Caleb was matter of fact about it all, but underneath I know he was very excited to be in Kay and Jody’s company – people who really understood what living with diabetes is. Colin and Kay talked about the book. Colin is the reason we purchased it, he was so interested in reading the full story. Lila almost exploded with glee when she caught a glimpse of Kay’s pump – running over to me in her five-year old discrete way of whispering not so quietly in my ear, “she has an insulin pump and it’s PINK!”
We were able to convince them to have dinner with us. It was so enjoyable to get to know them better and hear about their trip to New York.
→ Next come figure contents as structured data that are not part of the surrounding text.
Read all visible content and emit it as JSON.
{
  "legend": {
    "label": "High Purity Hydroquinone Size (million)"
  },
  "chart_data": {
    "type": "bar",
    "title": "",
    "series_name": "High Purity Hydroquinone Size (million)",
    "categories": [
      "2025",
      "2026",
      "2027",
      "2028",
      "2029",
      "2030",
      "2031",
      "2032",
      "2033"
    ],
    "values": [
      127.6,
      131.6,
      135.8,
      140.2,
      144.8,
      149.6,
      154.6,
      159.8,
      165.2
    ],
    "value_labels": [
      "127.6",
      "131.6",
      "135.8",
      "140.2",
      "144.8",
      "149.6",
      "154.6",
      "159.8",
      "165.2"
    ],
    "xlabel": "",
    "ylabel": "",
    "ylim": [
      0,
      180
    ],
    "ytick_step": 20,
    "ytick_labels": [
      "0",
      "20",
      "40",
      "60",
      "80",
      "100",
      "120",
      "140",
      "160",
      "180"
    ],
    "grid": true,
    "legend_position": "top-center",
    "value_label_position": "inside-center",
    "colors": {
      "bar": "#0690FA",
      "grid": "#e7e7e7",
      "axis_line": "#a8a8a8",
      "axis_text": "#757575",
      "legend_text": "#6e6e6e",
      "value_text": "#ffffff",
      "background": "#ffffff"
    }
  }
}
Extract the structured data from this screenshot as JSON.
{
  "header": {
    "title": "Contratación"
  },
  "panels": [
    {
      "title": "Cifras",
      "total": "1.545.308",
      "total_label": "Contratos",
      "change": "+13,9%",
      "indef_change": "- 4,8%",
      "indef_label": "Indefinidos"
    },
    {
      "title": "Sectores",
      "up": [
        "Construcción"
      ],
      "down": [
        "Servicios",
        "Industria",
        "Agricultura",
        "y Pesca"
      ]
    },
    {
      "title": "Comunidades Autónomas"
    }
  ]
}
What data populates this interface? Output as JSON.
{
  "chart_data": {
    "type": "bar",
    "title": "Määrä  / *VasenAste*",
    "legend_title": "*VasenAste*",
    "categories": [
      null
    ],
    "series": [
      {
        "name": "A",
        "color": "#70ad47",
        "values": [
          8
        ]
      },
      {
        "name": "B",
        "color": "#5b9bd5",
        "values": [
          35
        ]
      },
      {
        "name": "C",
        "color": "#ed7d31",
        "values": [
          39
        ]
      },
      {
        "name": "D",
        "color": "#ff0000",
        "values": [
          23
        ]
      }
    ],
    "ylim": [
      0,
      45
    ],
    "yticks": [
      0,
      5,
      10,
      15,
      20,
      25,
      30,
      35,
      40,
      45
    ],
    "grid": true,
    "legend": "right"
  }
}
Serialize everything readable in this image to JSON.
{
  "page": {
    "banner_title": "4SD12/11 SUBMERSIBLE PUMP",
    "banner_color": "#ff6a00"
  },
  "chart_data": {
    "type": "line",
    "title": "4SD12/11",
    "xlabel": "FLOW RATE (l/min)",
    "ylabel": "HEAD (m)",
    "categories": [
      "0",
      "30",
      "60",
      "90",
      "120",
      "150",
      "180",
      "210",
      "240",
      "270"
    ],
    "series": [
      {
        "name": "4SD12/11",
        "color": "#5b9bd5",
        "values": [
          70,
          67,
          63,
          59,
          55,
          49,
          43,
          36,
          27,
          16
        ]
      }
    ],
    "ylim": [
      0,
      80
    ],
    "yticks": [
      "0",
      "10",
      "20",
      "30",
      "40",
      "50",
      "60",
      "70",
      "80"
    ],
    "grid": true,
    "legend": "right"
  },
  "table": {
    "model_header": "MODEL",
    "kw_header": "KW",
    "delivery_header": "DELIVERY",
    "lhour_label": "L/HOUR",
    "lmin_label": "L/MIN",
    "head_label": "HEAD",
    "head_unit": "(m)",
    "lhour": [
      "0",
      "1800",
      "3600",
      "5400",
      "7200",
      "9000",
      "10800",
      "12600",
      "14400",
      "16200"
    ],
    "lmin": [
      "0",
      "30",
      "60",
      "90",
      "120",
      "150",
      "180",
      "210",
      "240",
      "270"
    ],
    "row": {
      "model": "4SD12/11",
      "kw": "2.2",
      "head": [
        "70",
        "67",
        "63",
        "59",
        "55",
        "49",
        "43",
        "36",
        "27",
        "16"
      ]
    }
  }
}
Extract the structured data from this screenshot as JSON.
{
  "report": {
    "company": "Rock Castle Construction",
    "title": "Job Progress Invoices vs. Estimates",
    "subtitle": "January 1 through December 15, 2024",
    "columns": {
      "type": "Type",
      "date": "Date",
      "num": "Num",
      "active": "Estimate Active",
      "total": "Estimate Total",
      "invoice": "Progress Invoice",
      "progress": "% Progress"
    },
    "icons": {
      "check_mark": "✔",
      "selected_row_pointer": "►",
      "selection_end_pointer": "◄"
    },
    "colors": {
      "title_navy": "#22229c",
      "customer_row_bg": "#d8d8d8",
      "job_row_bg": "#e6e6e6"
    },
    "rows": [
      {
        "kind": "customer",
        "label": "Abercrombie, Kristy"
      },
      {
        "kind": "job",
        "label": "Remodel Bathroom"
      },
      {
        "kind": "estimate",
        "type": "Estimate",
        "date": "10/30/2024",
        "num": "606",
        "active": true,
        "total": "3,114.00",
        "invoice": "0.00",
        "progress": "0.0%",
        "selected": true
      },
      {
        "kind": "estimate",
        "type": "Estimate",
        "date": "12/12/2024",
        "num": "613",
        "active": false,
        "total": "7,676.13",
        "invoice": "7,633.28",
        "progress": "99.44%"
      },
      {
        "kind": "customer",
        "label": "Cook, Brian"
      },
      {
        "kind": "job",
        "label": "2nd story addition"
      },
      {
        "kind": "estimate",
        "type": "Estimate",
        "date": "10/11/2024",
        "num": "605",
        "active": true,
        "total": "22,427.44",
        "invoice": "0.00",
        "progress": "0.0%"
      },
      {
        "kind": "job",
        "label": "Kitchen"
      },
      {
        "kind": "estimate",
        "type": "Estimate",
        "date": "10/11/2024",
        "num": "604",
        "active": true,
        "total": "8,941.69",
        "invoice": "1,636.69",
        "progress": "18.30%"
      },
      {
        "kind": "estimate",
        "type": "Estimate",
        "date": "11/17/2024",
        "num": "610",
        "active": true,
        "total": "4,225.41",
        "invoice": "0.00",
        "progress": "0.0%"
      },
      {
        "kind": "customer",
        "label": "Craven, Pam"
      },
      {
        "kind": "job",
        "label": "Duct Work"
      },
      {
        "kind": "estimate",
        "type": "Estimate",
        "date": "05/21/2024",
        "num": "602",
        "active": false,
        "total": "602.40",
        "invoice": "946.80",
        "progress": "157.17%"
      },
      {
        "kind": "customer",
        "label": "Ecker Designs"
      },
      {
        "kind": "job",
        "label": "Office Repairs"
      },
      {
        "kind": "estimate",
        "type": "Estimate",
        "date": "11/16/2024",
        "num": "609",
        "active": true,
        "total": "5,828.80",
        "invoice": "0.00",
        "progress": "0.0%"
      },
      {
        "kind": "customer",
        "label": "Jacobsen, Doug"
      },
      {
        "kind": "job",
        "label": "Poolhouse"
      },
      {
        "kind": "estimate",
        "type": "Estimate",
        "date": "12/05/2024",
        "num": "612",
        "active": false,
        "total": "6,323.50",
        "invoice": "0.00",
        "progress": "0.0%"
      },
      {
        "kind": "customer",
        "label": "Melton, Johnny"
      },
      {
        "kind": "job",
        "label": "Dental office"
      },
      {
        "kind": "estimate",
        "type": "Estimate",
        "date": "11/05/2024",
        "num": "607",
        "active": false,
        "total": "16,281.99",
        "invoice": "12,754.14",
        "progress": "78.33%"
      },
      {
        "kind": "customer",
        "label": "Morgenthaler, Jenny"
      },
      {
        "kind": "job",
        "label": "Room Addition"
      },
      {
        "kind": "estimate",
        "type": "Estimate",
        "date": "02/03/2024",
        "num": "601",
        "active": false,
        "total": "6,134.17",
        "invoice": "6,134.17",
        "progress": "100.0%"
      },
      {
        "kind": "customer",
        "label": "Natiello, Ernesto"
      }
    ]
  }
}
It was Kay’s first time to the Big Apple. We talked about diabetes and about things not diabetes. If not for the need to get the kids home to bed on a school night, I’m sure we could have spent hours and hours talking.
In fact, I’m hoping on their next trip to NYC we’ll be able to meet up again – if they’re willing to put up with us, that is!
Hands down, this was the best field trip ever!
Shortly after our meeting, a special package came in the mail. Caleb’s new Huskers hat displaced even his NYY one for more than a week straight.
Thank you, Kay and Jody, for making the time in your brief trip to New York to meet with us. We are so happy to know you and call you friends.